We’re not saying future society should be like any pre-existing society,

just that we can learn from the ones that work and pick’n’mix

accordingly. Culture is something we choose to do, to create, not some

biological inheritance or unchangeable given. We should get informed and

make the best of ourselves.

 

[1] “The original affluent society” of Marshall Sahlins’ Stone Age

Economics, where people only had to work a leisurely couple of hours a

day to get together the basics of life — a lived just as long as people

do in industrialized societies.

[2] Fredy Perlman’s Against His-Story, Against Leviathan (Black & Red,

Detroit, 1983), pp.13–15.

[3] Power-crazed scum saw Imperial Rome as their model of the ideal

society. Such Classicism culminated in fascism.

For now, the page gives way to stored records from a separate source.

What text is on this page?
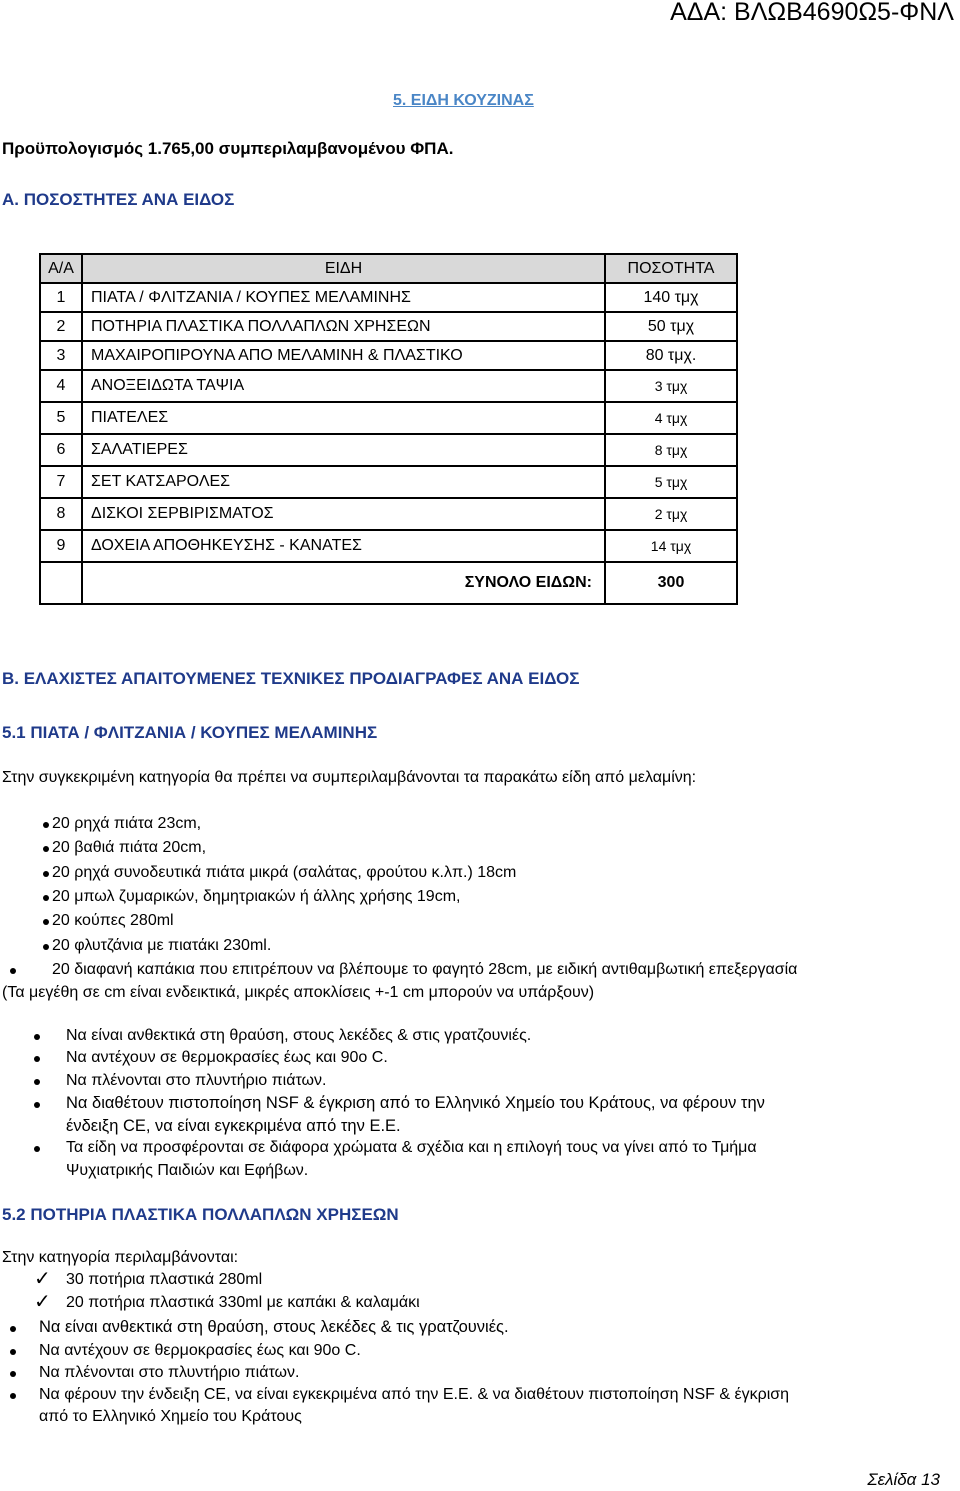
ΑΔΑ: ΒΛΩΒ4690Ω5-ΦΝΛ
5. ΕΙΔΗ ΚΟΥΖΙΝΑΣ
Προϋπολογισμός 1.765,00 συμπεριλαμβανομένου ΦΠΑ.
Α. ΠΟΣΟΣΤΗΤΕΣ ΑΝΑ ΕΙΔΟΣ
Α/Α	ΕΙΔΗ	ΠΟΣΟΤΗΤΑ
1	ΠΙΑΤΑ / ΦΛΙΤΖΑΝΙΑ / ΚΟΥΠΕΣ ΜΕΛΑΜΙΝΗΣ	140 τμχ
2	ΠΟΤΗΡΙΑ ΠΛΑΣΤΙΚΑ ΠΟΛΛΑΠΛΩΝ ΧΡΗΣΕΩΝ	50 τμχ
3	ΜΑΧΑΙΡΟΠΙΡΟΥΝΑ ΑΠΟ ΜΕΛΑΜΙΝΗ & ΠΛΑΣΤΙΚΟ	80 τμχ.
4	ΑΝΟΞΕΙΔΩΤΑ ΤΑΨΙΑ	3 τμχ
5	ΠΙΑΤΕΛΕΣ	4 τμχ
6	ΣΑΛΑΤΙΕΡΕΣ	8 τμχ
7	ΣΕΤ ΚΑΤΣΑΡΟΛΕΣ	5 τμχ
8	ΔΙΣΚΟΙ ΣΕΡΒΙΡΙΣΜΑΤΟΣ	2 τμχ
9	ΔΟΧΕΙΑ ΑΠΟΘΗΚΕΥΣΗΣ - ΚΑΝΑΤΕΣ	14 τμχ
	ΣΥΝΟΛΟ ΕΙΔΩΝ:	300
Β. ΕΛΑΧΙΣΤΕΣ ΑΠΑΙΤΟΥΜΕΝΕΣ ΤΕΧΝΙΚΕΣ ΠΡΟΔΙΑΓΡΑΦΕΣ ΑΝΑ ΕΙΔΟΣ
5.1 ΠΙΑΤΑ / ΦΛΙΤΖΑΝΙΑ / ΚΟΥΠΕΣ ΜΕΛΑΜΙΝΗΣ
Στην συγκεκριμένη κατηγορία θα πρέπει να συμπεριλαμβάνονται τα παρακάτω είδη από μελαμίνη:
20 ρηχά πιάτα 23cm,
20 βαθιά πιάτα 20cm,
20 ρηχά συνοδευτικά πιάτα μικρά (σαλάτας, φρούτου κ.λπ.) 18cm
20 μπωλ ζυμαρικών, δημητριακών ή άλλης χρήσης 19cm,
20 κούπες 280ml
20 φλυτζάνια με πιατάκι 230ml.
20 διαφανή καπάκια που επιτρέπουν να βλέπουμε το φαγητό 28cm, με ειδική αντιθαμβωτική επεξεργασία
(Τα μεγέθη σε cm είναι ενδεικτικά, μικρές αποκλίσεις +-1 cm μπορούν να υπάρξουν)
Να είναι ανθεκτικά στη θραύση, στους λεκέδες & στις γρατζουνιές.
Να αντέχουν σε θερμοκρασίες έως και 90ο C.
Να πλένονται στο πλυντήριο πιάτων.
Να διαθέτουν πιστοποίηση NSF & έγκριση από το Ελληνικό Χημείο του Κράτους, να φέρουν την
ένδειξη CE, να είναι εγκεκριμένα από την Ε.Ε.
Τα είδη να προσφέρονται σε διάφορα χρώματα & σχέδια και η επιλογή τους να γίνει από το Τμήμα
Ψυχιατρικής Παιδιών και Εφήβων.
5.2 ΠΟΤΗΡΙΑ ΠΛΑΣΤΙΚΑ ΠΟΛΛΑΠΛΩΝ ΧΡΗΣΕΩΝ
Στην κατηγορία περιλαμβάνονται:
✓ 30 ποτήρια πλαστικά 280ml
✓ 20 ποτήρια πλαστικά 330ml με καπάκι & καλαμάκι
Να είναι ανθεκτικά στη θραύση, στους λεκέδες & τις γρατζουνιές.
Να αντέχουν σε θερμοκρασίες έως και 90ο C.
Να πλένονται στο πλυντήριο πιάτων.
Να φέρουν την ένδειξη CE, να είναι εγκεκριμένα από την Ε.Ε. & να διαθέτουν πιστοποίηση NSF & έγκριση
από το Ελληνικό Χημείο του Κράτους
Σελίδα 13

[4] Eli Sagan’s At the Dawn of Tyranny (Vintage, 1985), must reading for

pop tribalists who ignorantly assume all things tribal are good, not

that most get beyond facepaint and fashion...

[5] All from Murray Bookchin’s Ecology of Freedom (Cheshire, 1982),

chap. 2. A reformist, he offers “new ethics” instead of following

through the logical, primitivist conclusion of this chapter.

[6] People dismissing John Zerzan’s critique of symbolisation in

Elements of Refusal (Left Bank, 1988), Part 1, as weird should

appreciate such thinking is more familiar to primal people.